In application of foams for enhanced oil recovery, oil is emulsified and dispersed in the aqueous phase of the foams as droplets, as one of the main mechanisms to remove the residual oil. Such a particulate structure has been found to significantly affect the stability of the foam, but how the presence of oil droplets quantitatively influences the mobility of the foam flows in porous media remains largely unexplored. The yield stress fluid behavior with the emulsion droplets dispersed in the aqueous phase may change the microscale flow processes and the hydrodynamic resistance of the foam flows. Thus, Feng aims to identify through systematic experiments how the micromechanical processes governing the foam rheology are modified by the oil droplets. His research group will develop a mechanistic understanding of the pore-scale dynamics of oil-laden foam flows and will provide guidelines for modeling and application of foams in the geological environment.
Aqueous foams are concentrated dispersions of gas bubbles within a continuous surfactant solution. The use of these foams in enhanced oil recovery significantly reduces the required amount of liquid and surfactant needed for cleanup.

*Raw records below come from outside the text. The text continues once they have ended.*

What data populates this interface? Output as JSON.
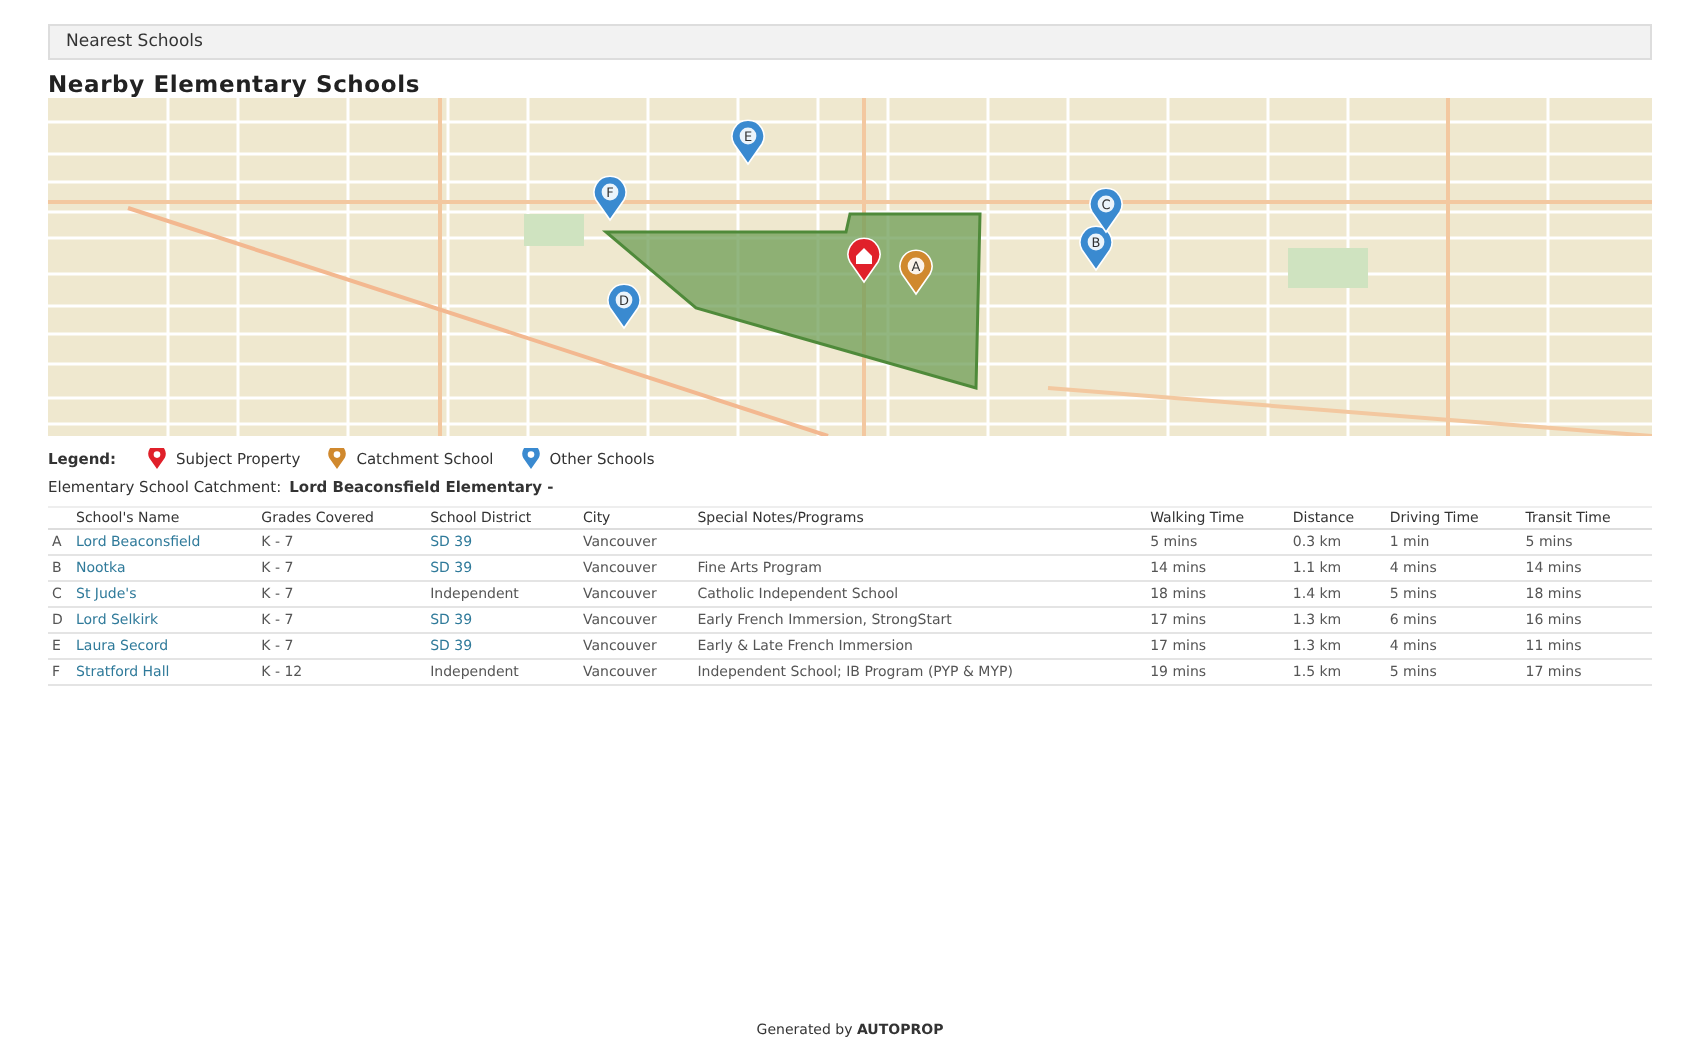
{
  "section_header": "Nearest Schools",
  "title": "Nearby Elementary Schools",
  "map": {
    "markers": [
      {
        "kind": "subject"
      },
      {
        "kind": "catchment",
        "label": "A"
      },
      {
        "kind": "other",
        "label": "B"
      },
      {
        "kind": "other",
        "label": "C"
      },
      {
        "kind": "other",
        "label": "D"
      },
      {
        "kind": "other",
        "label": "E"
      },
      {
        "kind": "other",
        "label": "F"
      }
    ]
  },
  "legend": {
    "label": "Legend:",
    "items": [
      {
        "kind": "subject",
        "label": "Subject Property"
      },
      {
        "kind": "catchment",
        "label": "Catchment School"
      },
      {
        "kind": "other",
        "label": "Other Schools"
      }
    ]
  },
  "catchment": {
    "label": "Elementary School Catchment:",
    "value": "Lord Beaconsfield Elementary -"
  },
  "table": {
    "columns": [
      "School's Name",
      "Grades Covered",
      "School District",
      "City",
      "Special Notes/Programs",
      "Walking Time",
      "Distance",
      "Driving Time",
      "Transit Time"
    ],
    "rows": [
      {
        "letter": "A",
        "name": "Lord Beaconsfield",
        "grades": "K - 7",
        "district": "SD 39",
        "district_link": true,
        "city": "Vancouver",
        "notes": "",
        "walking": "5 mins",
        "distance": "0.3 km",
        "driving": "1 min",
        "transit": "5 mins"
      },
      {
        "letter": "B",
        "name": "Nootka",
        "grades": "K - 7",
        "district": "SD 39",
        "district_link": true,
        "city": "Vancouver",
        "notes": "Fine Arts Program",
        "walking": "14 mins",
        "distance": "1.1 km",
        "driving": "4 mins",
        "transit": "14 mins"
      },
      {
        "letter": "C",
        "name": "St Jude's",
        "grades": "K - 7",
        "district": "Independent",
        "district_link": false,
        "city": "Vancouver",
        "notes": "Catholic Independent School",
        "walking": "18 mins",
        "distance": "1.4 km",
        "driving": "5 mins",
        "transit": "18 mins"
      },
      {
        "letter": "D",
        "name": "Lord Selkirk",
        "grades": "K - 7",
        "district": "SD 39",
        "district_link": true,
        "city": "Vancouver",
        "notes": "Early French Immersion, StrongStart",
        "walking": "17 mins",
        "distance": "1.3 km",
        "driving": "6 mins",
        "transit": "16 mins"
      },
      {
        "letter": "E",
        "name": "Laura Secord",
        "grades": "K - 7",
        "district": "SD 39",
        "district_link": true,
        "city": "Vancouver",
        "notes": "Early & Late French Immersion",
        "walking": "17 mins",
        "distance": "1.3 km",
        "driving": "4 mins",
        "transit": "11 mins"
      },
      {
        "letter": "F",
        "name": "Stratford Hall",
        "grades": "K - 12",
        "district": "Independent",
        "district_link": false,
        "city": "Vancouver",
        "notes": "Independent School; IB Program (PYP & MYP)",
        "walking": "19 mins",
        "distance": "1.5 km",
        "driving": "5 mins",
        "transit": "17 mins"
      }
    ]
  },
  "footer": {
    "prefix": "Generated by",
    "brand": "AUTOPROP"
  }
}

Although the influence of oil on foam stability and evolution has been studied, how the change of the interstitial fluid compositions affects the foam rheology in porous media remains largely unexplored. Feng’s experiments into the micromechanical properties of this interaction will hopefully offer new insight into the modeling of foam flooding for improved oil recovery.
Approximately 75 DNI grants are awarded each year. Feng’s funding is for $110,000 over two years and will support a graduate researcher. As part of the grant, he will also lead outreach activities for high school students through WYSE (Worldwide Youth in Science and Engineering) and for elementary school students in collaboration with the Orpheum Children’s Science Museum in Champaign.
Feng leads the Fluids, Interfaces & Transport (FIT) Laboratory. His group is interested in understanding micro-scale transport phenomena of structured complex fluids, to derive new fundamental insights in multi-phase soft matter systems, as well as for their applications to engineering materials for solving challenging problems in environment remediation and human health. Examples include flows involving bubbles and drops with a complex interface, self-assembly kinetics of polymers, and particulate flows for drug delivery.